Mas, no dizer do Manuel Gama, a Madeira é franciscana! De facto foram os franciscanos que acompanharam os primeiros povoadores em 1420, e foi-lhes depois entregue a assistência espiritual nos primeiros anos do povoamento, tendo mesmo acompanhado o Cap. João Gonçalves Zarco que lhes deu agasalho no Funchal, numas casas em lugar ermo, de onde depois se transferiram para o edifício que construíram.

Além da inclusão no programa de todos os pontos turísticos mais visitados de natureza paisagista e ambiental, considerados pelas agências de viagem como os melhores e mais populares (Marginal do Funchal, Porto Santo, Piscinas Naturais de Porto Moniz, Pico do Areeiro, Cabo Girão, Jardim Botânico, Levadas, Santana e Curral das Freiras, entre outros) há que realçar outros aspetos:

Históricos e Culturais: – Com visitas a vários museus e igrejas que, elas próprias, são autênticos museus. Destaca-se em especial a visita à Igreja e à Torre do Colégio, bem como a Capela do Senhor dos Milagres, um templo reconstruído sobre a ermida inicial que ali existia e que ocupava o espaço onde, no dia seguinte à descoberta da ilha, foi celebrada uma missa em altar improvisado.
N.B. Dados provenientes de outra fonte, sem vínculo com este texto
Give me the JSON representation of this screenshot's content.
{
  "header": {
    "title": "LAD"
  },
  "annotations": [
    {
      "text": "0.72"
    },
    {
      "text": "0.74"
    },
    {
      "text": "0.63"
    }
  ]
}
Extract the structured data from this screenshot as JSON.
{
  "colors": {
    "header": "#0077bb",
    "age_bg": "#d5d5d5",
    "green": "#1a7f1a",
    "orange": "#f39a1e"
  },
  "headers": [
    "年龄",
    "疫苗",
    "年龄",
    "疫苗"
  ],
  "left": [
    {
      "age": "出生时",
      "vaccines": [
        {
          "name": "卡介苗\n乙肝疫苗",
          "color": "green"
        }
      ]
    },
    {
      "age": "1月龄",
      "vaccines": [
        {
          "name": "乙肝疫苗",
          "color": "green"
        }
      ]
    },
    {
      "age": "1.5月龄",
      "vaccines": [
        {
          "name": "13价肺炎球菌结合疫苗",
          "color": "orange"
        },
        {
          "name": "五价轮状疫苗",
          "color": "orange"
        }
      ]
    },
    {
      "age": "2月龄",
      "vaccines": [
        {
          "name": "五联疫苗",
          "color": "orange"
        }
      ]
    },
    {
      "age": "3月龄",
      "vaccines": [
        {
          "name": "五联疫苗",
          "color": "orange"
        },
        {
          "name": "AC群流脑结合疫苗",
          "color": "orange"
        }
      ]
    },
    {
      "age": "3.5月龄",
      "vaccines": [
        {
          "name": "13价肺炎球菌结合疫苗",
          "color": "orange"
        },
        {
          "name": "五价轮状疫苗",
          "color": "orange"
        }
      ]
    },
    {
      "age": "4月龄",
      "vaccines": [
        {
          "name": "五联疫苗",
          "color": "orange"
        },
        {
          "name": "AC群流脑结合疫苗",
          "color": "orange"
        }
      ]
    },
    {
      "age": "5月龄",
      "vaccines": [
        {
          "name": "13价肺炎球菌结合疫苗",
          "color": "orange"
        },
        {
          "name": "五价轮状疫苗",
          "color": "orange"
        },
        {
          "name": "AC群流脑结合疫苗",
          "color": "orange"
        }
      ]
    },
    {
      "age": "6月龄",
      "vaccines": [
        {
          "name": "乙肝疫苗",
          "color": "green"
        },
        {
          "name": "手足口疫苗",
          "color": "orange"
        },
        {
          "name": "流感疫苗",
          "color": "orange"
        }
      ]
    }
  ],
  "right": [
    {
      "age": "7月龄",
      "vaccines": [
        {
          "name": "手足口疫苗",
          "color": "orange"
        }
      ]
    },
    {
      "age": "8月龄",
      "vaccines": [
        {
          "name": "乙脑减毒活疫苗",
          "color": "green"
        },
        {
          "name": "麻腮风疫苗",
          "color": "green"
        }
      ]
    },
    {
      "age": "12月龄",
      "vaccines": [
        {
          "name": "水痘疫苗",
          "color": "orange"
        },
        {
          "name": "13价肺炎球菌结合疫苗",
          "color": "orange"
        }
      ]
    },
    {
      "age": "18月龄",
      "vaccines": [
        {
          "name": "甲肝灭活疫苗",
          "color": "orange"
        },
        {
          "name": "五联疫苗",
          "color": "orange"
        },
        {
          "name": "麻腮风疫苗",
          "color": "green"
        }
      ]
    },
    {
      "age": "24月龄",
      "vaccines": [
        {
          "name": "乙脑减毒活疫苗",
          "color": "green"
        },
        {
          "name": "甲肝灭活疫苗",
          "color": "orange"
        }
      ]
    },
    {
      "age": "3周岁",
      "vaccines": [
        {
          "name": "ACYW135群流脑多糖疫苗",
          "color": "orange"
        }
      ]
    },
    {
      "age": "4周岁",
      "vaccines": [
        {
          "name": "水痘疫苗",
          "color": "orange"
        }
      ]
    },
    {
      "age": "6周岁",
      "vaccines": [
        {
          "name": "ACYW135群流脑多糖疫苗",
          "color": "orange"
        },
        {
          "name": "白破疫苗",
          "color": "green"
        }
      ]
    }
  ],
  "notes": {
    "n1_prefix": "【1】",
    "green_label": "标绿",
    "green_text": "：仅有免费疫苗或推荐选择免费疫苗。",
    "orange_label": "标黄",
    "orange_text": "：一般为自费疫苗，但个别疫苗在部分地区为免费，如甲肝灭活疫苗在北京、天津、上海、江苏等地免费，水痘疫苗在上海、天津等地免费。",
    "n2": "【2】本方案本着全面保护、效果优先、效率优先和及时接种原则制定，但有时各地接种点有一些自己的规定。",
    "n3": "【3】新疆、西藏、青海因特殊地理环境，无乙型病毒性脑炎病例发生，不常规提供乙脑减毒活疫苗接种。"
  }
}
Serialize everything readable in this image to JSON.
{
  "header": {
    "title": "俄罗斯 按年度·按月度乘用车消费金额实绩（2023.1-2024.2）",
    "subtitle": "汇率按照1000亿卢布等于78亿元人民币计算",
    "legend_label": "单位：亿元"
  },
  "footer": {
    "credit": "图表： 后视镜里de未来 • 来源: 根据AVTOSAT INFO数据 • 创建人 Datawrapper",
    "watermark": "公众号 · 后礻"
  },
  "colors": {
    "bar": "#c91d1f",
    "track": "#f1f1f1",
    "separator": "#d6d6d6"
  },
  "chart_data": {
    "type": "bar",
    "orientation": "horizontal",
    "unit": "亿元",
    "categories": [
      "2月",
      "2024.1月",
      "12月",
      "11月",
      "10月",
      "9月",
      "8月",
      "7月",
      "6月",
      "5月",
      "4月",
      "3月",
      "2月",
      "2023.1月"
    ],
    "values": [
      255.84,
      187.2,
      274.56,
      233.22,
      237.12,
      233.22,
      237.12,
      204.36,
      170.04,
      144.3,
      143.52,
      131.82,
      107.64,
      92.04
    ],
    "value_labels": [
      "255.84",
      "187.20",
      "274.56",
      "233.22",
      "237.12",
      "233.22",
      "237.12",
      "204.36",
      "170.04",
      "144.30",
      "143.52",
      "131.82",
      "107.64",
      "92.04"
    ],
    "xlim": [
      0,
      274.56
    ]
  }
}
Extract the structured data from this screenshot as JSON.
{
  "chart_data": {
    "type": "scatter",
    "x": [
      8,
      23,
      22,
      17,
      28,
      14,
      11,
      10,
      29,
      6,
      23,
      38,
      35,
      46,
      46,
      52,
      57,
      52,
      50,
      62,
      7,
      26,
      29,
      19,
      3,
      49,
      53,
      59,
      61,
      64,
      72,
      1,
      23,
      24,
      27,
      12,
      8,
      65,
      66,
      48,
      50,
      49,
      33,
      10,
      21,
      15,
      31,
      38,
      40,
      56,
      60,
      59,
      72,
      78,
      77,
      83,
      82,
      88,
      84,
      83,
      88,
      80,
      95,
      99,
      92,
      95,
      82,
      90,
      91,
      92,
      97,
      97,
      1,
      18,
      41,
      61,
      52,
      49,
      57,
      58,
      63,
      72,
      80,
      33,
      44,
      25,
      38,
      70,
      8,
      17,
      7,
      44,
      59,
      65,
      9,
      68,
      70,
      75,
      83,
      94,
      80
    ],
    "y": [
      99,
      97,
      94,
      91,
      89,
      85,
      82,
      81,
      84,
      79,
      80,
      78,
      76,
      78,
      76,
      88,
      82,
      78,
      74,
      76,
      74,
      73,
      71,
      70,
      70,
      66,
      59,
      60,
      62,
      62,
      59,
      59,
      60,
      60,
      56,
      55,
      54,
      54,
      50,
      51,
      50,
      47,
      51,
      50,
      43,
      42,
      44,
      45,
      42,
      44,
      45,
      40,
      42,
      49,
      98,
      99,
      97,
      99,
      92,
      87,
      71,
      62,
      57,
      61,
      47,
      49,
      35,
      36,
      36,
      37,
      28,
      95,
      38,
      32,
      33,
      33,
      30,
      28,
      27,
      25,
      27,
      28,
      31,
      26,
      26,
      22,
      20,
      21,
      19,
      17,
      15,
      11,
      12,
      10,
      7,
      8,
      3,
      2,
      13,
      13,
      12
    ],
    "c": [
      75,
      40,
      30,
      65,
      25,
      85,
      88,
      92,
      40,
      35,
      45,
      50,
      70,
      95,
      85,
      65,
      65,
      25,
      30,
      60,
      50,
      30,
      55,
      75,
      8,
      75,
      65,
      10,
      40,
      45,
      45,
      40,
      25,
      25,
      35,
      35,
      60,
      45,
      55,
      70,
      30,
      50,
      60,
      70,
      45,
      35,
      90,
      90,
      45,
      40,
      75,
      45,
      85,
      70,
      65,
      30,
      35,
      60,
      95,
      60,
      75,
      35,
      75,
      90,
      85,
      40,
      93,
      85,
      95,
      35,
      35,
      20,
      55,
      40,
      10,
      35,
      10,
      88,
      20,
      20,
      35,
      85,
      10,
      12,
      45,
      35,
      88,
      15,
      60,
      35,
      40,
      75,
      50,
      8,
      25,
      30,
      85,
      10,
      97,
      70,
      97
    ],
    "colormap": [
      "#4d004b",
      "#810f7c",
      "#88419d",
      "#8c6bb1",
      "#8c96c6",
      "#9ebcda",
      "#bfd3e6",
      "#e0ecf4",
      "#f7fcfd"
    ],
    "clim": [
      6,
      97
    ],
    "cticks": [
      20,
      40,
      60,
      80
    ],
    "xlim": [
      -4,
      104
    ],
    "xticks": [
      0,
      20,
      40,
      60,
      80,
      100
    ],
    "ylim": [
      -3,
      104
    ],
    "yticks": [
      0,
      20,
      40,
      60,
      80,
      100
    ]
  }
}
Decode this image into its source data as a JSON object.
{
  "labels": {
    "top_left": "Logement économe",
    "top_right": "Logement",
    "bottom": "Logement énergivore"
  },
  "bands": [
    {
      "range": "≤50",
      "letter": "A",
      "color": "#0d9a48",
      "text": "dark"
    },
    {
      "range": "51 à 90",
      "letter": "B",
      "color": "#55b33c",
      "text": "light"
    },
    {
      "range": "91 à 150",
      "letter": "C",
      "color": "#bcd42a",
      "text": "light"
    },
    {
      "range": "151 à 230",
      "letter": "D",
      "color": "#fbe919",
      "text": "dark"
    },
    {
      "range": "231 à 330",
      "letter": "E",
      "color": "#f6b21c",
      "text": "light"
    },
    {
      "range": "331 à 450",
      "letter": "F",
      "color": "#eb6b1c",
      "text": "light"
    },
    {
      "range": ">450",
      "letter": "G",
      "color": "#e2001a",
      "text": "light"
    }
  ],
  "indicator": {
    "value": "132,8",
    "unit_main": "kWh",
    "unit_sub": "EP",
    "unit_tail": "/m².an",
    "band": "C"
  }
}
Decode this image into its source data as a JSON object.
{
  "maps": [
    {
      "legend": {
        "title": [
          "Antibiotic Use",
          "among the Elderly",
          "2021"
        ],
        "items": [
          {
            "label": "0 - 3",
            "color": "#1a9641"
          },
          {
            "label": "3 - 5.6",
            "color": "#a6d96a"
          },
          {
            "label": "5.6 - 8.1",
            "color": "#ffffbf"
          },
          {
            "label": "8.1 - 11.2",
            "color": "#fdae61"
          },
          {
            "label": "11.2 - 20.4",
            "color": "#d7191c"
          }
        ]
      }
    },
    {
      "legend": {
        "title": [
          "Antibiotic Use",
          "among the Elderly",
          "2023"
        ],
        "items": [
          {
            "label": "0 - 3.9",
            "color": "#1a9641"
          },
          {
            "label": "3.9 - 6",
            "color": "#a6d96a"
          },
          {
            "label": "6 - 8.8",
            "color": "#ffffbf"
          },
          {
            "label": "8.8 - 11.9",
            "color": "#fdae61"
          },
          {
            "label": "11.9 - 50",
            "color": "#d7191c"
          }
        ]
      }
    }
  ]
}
Foi no decurso do grande aluvião de 1803 que a então ermida desapareceu e com ela a imagem de Cristo Crucificado que três dias depois haveria de ser descoberta e resgatada por um navio norte-americano, tendo a sua tripulação sido obrigada a refugiar-se na ilha de imediato, na sequência de novo temporal, resgatando-se assim definitivamente a imagem; visita ao Mercado e à Casa de Colombo;

– Eclesiais e espirituais: – Visita ao Bispo do Funchal, bem como à Catedral, com celebrações de eucaristias em vários templos:

Gastronómicos: – Também as refeições serão tomadas em variados locais que visam o contato com os pratos mais apreciados na ilha, bastante diversificados.

Não será por falta de conteúdo que esta IV etapa do projeto “POR MARES DANTES NAVEGADOS” não constituirá mais um marco nas realizações da UASP, pois abrange a quase totalidade das necessidades humanas, designadamente, culturais, espirituais, gastronómicas e paisagistas, resultado de um programa muito bem elaborado pelo Manuel Gama, ou não fosse, ele próprio, um expert na matéria, a quem estamos muito gratos.

Vamos lá! As inscrições caducam a 28 de Maio. Quanto mais cedo te inscreveres, mais cedo fica garantida a participação.

Américo Lino Vinhais
Gabinete de Comunicação

Programa

Ficha de Inscrição

2 thoughts on ““Por Mares Dantes Navegados”- IV Etapa: Madeira e Porto Santo

  1. Segunda, 30 de Abril de 2018 at 22:03

    Saudações Franciscanas de Paz e Bem

    ……E tem razão o Manuel Gama quando diz que a Madeira é franciscana…..Pude testemunhar esta afirmação através da comunicação efectuada por um investigador, natural do Funchal e Professor da Universidade dos Açores. Esta comunicação, entre muitas feitas por especialistas, aconteceu no âmbito das comemorações que assinalam os “Oito Séculos da Presença Franciscana em Portugal – Memória e Vivência”. Últimas Jornadas realizadas, em 26 e 27 deste mês de Abril, na Universidade Católica de Lisboa. Na verdade, os franciscanos desenvolveram forte actividade, na Ásia, África e Europa e, particularmente, nos Açores e na Madeira….

  2. David Francisco
    Segunda, 30 de Abril de 2018 at 07:12

    Excelente aperitivo! Quem se excluirá de saborear o que ele promete?